Yukarıdaki bilgilerden de anlaşılacağı üzere, örneklem üzerinde yapılan çalışmalardan elde edilen ortalamalardan hareketle ve standart hata yardımı ile evren ortalaması hesaplanabilmekte/ kestirilebilmektedir. Kestirmeye dayalı olması nedeniyle de, kesin ve net bir sayı olamaz; ancak örneklem ortalamasına bağlı olarak ifade edilebilir. İşte evren ortalamasının örneklem ortalamasından ne kadar büyük (+) ne kadar küçük (-) olabileceğini gösteren bu değere güven aralığı denir.

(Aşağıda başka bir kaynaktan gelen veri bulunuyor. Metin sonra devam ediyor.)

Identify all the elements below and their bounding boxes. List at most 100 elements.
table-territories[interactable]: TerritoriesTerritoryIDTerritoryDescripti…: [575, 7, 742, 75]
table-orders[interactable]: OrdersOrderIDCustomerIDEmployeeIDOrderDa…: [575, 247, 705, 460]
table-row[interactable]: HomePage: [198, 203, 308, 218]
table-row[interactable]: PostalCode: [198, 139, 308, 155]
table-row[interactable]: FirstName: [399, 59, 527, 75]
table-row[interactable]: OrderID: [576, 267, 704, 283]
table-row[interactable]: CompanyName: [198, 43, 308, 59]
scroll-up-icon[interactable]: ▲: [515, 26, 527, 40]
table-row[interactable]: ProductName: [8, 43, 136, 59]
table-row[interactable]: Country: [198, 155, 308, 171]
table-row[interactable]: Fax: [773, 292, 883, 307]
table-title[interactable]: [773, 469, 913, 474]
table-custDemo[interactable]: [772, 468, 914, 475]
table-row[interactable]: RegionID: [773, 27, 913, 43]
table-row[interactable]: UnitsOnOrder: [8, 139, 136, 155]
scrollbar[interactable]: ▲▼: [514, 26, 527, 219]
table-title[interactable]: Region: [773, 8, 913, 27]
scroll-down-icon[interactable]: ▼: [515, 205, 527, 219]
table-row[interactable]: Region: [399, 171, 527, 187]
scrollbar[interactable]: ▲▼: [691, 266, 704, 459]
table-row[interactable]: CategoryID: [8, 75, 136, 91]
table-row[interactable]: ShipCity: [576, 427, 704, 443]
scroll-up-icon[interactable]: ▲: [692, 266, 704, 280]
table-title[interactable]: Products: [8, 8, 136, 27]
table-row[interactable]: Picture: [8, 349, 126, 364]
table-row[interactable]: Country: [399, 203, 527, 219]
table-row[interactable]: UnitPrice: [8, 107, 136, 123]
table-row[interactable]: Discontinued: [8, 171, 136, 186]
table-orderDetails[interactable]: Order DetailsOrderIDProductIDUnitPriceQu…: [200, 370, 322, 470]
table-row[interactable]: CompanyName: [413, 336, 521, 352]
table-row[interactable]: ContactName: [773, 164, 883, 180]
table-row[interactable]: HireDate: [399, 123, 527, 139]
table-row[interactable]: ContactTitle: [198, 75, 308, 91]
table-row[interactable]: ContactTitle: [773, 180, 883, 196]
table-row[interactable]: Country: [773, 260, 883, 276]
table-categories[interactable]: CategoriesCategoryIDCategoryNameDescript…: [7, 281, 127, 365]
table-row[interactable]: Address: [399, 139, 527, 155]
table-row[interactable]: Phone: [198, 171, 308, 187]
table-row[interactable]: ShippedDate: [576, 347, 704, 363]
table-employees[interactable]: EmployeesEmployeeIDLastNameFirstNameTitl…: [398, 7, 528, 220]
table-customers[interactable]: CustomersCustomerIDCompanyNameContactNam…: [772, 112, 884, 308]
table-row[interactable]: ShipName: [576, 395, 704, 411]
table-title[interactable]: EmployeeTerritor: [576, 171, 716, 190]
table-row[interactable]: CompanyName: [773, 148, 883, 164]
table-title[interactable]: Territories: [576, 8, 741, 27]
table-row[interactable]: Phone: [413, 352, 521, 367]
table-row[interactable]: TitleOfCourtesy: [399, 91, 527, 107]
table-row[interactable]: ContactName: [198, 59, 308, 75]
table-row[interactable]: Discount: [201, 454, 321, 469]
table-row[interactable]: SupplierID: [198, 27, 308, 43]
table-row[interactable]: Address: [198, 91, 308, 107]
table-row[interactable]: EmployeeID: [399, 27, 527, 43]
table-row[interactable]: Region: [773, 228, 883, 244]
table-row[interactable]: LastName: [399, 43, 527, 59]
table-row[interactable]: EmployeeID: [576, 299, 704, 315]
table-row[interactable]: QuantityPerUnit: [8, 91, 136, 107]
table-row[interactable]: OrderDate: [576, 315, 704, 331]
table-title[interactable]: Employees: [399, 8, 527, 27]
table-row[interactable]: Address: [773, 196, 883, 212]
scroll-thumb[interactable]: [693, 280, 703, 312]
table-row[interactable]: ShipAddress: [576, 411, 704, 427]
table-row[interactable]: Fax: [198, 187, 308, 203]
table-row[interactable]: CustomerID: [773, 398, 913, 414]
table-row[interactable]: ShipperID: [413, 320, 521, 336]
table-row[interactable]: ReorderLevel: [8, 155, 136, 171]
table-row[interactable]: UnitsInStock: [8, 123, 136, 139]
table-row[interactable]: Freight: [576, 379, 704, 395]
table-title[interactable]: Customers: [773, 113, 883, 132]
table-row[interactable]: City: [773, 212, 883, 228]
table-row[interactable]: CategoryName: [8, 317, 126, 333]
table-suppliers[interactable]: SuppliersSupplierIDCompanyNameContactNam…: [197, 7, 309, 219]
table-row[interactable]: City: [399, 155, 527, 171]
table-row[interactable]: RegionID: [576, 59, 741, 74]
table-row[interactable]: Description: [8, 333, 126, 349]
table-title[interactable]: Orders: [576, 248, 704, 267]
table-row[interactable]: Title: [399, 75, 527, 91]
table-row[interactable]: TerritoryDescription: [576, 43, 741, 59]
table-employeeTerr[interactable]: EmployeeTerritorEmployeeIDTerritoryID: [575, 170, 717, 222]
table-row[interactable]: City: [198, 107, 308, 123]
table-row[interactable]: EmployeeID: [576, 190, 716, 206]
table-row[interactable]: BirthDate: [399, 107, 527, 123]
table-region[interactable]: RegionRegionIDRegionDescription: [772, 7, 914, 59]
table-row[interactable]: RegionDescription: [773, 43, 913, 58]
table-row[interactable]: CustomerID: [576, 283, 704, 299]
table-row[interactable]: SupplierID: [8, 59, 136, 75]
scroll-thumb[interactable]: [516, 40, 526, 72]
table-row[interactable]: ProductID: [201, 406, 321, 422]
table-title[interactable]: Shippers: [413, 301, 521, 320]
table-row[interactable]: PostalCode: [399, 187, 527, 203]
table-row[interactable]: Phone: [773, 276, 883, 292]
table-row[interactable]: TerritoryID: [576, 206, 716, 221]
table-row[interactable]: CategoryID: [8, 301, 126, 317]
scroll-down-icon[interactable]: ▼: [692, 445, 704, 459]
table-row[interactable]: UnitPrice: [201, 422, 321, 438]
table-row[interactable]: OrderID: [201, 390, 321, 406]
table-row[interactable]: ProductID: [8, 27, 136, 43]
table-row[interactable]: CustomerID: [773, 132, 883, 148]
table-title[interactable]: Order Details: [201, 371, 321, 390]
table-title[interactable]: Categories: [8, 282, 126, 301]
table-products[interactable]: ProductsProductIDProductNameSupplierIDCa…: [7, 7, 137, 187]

Bu aralık, doğrudan doğruya standart hataya bağlı bir aralıktır. Yani, standart hata büyüdükçe genişler aksine küçüldükçe daralır ve örneklem ortalamasının, evren ortalamasını temsil etme yeteneği/ niteliği artar. Bu nedenle de, güven aralığının dar olması arzu edilir. Buna karşılık güven aralığı (x̄ ± SH) daraldıkça evren ortalamasının bu sınırlar içinde kalma olasılığı azalır. Dolayısı ile de, güvenirliği azalır. Arada ters bir ilişki vardır. Evren ortalaması %95 olasılıkla x̄ ± 1.96 SH aralığında %99 olasılıkla ise x̄ ± 2.58 SH aralığında kalır. Bu sınırları (%95 olasılık %99 olasılık) seçmek araştırıcının tercihindedir. Genellikle %95 güvenirlik sınırı kullanılır.